Le moule subit ensuite un traitement thermique à haute température ou « cuisson »
qui lui confère les propriétés mécaniques nécessaires. Le moule carapace est ainsi
prêt pour la fabrication de la pièce métallique par coulée.
[0004] Après contrôle de l'intégrité interne et externe du moule carapace, l'étape suivante
consiste à couler un métal en fusion dans la cavité du moule puis à le solidifier.
Dans le domaine de la fonderie à cire perdue, on distingue actuellement plusieurs
techniques de solidification, donc plusieurs techniques de coulée, selon la nature
de l'alliage et les propriétés attendues de la pièce résultant de la coulée. Il peut
s'agir de solidification dirigée à structure colonnaire (DS), de solidification dirigée
à structure monocristalline (SX) ou de solidification équiaxe (EX) respectivement.
Les deux premières familles de pièces concernent des superalliages pour des pièces
soumises à de fortes contraintes, tant thermiques que mécaniques dans le turboréacteur,
comme les aubes de turbines HP.
[0005] Après la coulée de l'alliage, on casse la carapace par une opération de décochage,
et on parachève la fabrication de la pièce métallique.
[0006] Lors de l'étape de moulage, plusieurs types de carapaces peuvent être réalisés au
travers de plusieurs procédés. Chaque carapace doit posséder des propriétés spécifiques
qui permettent d'assurer le type de solidification désiré.
[0007] Par exemple, pour la solidification équiaxe, plusieurs procédés différents peuvent
être mis en oeuvre, l'un utilisant un liant à base de silicate d'éthyle, un autre
utilisant un liant à base de silice colloïdale. Pour la solidification dirigée, les
carapaces peuvent être réalisées à partir de charges différentes, à base silico-alumineuse,
silice-zircon ou silice.
[0008] La première couche pour chacune de ces carapaces joue un rôle essentiel. Elle constitue
l'interface entre le moule carapace et l'alliage coulée. Elle doit, dans le cas d'une
solidification dirigée à structure colonnaire ou monocristalline, être non réactive
avec l'alliage coulé. Dans le cas d'une solidification équiaxe, elle doit permettre
la germination équiaxe des grains. Par ailleurs, l'intégrité de cette couche de contact
détermine la qualité finale de la pièce coulée, en terme d'état de surface notamment.
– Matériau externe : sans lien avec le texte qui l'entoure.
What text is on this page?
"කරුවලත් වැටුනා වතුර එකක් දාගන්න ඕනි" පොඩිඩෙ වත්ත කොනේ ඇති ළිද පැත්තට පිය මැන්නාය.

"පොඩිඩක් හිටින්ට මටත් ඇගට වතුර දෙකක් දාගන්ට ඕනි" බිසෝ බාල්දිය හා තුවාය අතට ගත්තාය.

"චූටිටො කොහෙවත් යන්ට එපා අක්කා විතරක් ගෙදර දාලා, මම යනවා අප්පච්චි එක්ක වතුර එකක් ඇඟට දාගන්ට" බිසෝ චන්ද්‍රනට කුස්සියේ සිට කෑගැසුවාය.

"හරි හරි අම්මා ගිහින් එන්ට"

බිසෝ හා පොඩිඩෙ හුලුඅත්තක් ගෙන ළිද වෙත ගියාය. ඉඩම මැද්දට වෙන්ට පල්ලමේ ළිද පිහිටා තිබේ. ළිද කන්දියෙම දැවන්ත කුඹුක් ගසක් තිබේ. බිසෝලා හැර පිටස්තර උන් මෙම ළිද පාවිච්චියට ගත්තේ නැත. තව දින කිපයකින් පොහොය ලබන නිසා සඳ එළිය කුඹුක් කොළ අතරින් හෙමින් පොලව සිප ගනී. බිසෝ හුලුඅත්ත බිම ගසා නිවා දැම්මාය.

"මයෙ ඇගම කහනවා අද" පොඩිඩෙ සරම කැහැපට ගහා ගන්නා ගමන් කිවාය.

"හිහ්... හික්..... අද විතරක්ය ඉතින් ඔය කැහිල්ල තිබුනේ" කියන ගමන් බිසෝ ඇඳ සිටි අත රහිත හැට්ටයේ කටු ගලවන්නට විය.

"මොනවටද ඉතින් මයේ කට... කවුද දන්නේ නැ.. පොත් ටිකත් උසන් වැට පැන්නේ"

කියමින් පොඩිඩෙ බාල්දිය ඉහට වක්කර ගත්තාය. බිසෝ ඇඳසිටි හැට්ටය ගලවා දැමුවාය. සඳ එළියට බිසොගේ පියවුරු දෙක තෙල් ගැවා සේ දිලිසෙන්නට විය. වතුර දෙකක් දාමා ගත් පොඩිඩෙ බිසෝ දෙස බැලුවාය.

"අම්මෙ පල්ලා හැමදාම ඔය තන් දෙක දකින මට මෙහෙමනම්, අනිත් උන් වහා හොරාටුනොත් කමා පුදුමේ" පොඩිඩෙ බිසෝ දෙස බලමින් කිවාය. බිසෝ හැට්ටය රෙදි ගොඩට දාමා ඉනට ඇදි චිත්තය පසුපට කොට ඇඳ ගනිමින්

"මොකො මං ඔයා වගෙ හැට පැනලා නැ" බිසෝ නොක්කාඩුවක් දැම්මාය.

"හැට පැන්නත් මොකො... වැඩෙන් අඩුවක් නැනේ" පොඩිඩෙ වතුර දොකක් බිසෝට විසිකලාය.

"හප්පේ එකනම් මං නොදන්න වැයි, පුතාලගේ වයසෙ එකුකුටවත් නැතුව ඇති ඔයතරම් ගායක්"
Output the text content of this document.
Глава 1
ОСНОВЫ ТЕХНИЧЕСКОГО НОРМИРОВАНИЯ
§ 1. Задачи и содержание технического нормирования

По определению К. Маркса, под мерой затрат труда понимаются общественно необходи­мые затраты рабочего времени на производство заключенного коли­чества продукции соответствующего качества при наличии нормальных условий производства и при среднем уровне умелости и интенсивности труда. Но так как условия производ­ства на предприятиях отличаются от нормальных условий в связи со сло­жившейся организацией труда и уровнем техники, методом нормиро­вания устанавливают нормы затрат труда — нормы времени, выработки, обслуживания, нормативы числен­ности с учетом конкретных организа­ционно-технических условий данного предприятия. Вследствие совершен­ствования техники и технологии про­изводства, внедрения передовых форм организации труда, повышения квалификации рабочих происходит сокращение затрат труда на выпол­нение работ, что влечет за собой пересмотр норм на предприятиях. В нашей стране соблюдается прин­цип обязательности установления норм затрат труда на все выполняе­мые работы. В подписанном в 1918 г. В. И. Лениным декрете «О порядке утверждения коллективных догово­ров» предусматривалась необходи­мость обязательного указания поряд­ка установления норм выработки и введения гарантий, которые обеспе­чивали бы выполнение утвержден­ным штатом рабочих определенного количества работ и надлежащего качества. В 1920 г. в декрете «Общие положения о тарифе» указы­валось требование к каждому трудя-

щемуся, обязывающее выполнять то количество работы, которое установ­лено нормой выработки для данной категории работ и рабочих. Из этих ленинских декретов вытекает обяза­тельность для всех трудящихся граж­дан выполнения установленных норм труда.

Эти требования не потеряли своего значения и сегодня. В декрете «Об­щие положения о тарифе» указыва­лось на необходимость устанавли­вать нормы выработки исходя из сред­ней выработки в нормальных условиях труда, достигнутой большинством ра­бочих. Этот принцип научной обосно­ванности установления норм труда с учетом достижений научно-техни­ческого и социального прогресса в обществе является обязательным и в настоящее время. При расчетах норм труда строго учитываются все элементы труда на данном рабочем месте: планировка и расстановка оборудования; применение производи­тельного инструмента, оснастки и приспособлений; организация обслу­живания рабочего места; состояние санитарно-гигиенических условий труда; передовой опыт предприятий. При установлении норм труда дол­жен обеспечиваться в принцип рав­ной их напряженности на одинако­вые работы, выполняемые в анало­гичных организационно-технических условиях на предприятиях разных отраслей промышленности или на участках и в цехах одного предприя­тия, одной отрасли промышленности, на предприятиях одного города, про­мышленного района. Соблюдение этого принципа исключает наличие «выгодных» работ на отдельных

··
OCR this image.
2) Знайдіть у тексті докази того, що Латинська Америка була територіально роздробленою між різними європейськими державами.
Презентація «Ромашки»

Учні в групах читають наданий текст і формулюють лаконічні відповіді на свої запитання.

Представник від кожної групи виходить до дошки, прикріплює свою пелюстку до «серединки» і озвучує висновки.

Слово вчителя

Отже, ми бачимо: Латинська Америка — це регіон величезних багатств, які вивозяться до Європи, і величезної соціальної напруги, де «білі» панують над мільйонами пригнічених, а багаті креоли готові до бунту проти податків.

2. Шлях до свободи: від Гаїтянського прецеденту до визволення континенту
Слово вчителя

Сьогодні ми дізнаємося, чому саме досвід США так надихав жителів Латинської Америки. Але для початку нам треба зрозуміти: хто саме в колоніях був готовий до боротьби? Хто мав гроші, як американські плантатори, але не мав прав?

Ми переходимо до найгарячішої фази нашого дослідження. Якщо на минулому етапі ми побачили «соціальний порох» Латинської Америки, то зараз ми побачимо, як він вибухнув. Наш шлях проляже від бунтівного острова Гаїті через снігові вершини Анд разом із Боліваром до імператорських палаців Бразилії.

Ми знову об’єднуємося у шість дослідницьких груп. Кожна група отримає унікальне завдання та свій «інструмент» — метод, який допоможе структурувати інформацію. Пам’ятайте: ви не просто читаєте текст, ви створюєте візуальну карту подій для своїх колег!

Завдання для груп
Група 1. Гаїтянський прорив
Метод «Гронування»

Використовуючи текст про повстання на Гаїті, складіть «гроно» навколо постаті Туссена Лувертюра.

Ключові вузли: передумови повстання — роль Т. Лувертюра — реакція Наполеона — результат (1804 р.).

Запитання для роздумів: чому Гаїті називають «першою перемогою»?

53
[0009] La première couche doit en effet satisfaire à certaines exigences afin d'éviter des
défauts tels que les décohésions céramiques, et les défauts de surface.
[0010] Les décohésions de la couche de contact avant ou pendant la coulée, peuvent générer
des marques néfastes sur pièces.
[0011] Les défauts surfaciques résultent d'une micro porosité excessive de la couche de
contact qui génère des surplus formant des reliefs en surface des pièces.
[0012] Les défauts surfaciques majeurs sont souvent la résultante d'un phénomène capillaire
surfacique à l'interface entre le modèle en cire et la première couche. Après trempé
de la première couche, lors du saupoudrage, les grains de sable forment des empilements,
lesquels présentent de nombreux capillaires. Chacun agit comme une ventouse qui donne
lieu à une dépression. Celle-ci est d'autant plus grande que le capillaire est petit.
Cela correspond à une première couche d'épaisseur insuffisante. La dépression favorise
une ascension capillaire de la barbotine vers le stucco et ce, jusqu'à ce que la colonne
de liquide ainsi formée rétablisse la différence de pression. Il s'ensuit la formation
d'une zone de retrait avec cavité qui conduit à la formation de défauts surfaciques.
Ce phénomène est accentué par une première couche d'épaisseur trop faible.
[0013] Ces deux types de défauts, majeurs en fonderie, sont liés à des caractéristiques
antagonistes intrinsèques de la couche de contact. En effet, pour éviter les défauts
de décohésions céramiques on tend vers un dépôt de première couche fin et uniforme,
alors que pour éviter les défauts surfaciques on vise plutôt un dépôt de première
couche uniforme mais plus épais.
[0014] Les propriétés de la couche de contact doivent donc permettre de trouver un compromis
entre ces caractéristiques antagonistes, afin de s'affranchir de tous défauts sur
pièces.
[0015] L'invention parvient à ces objectifs avec le procédé suivant.
[0016] Le procédé de fabrication de moule carapace céramique à plusieurs couches dont au
moins une couche de contact à partir d'un modèle en cire ou autre matériau semblable,
comportant un trempage du modèle dans une barbotine contenant des particules céramiques
et un liant, et des adjuvants, de manière à former ladite couche de contact, à déposer
des particules de sable sur la couche et à sécher ladite couche de contact. Conformément
à l'invention le procédé est caractérisé par le fait que les particules céramiques
de ladite barbotine sont des particules de mullite. En particulier les adjuvants comprennent
un agent mouillant, un agent fluidifiant et un agent texturant.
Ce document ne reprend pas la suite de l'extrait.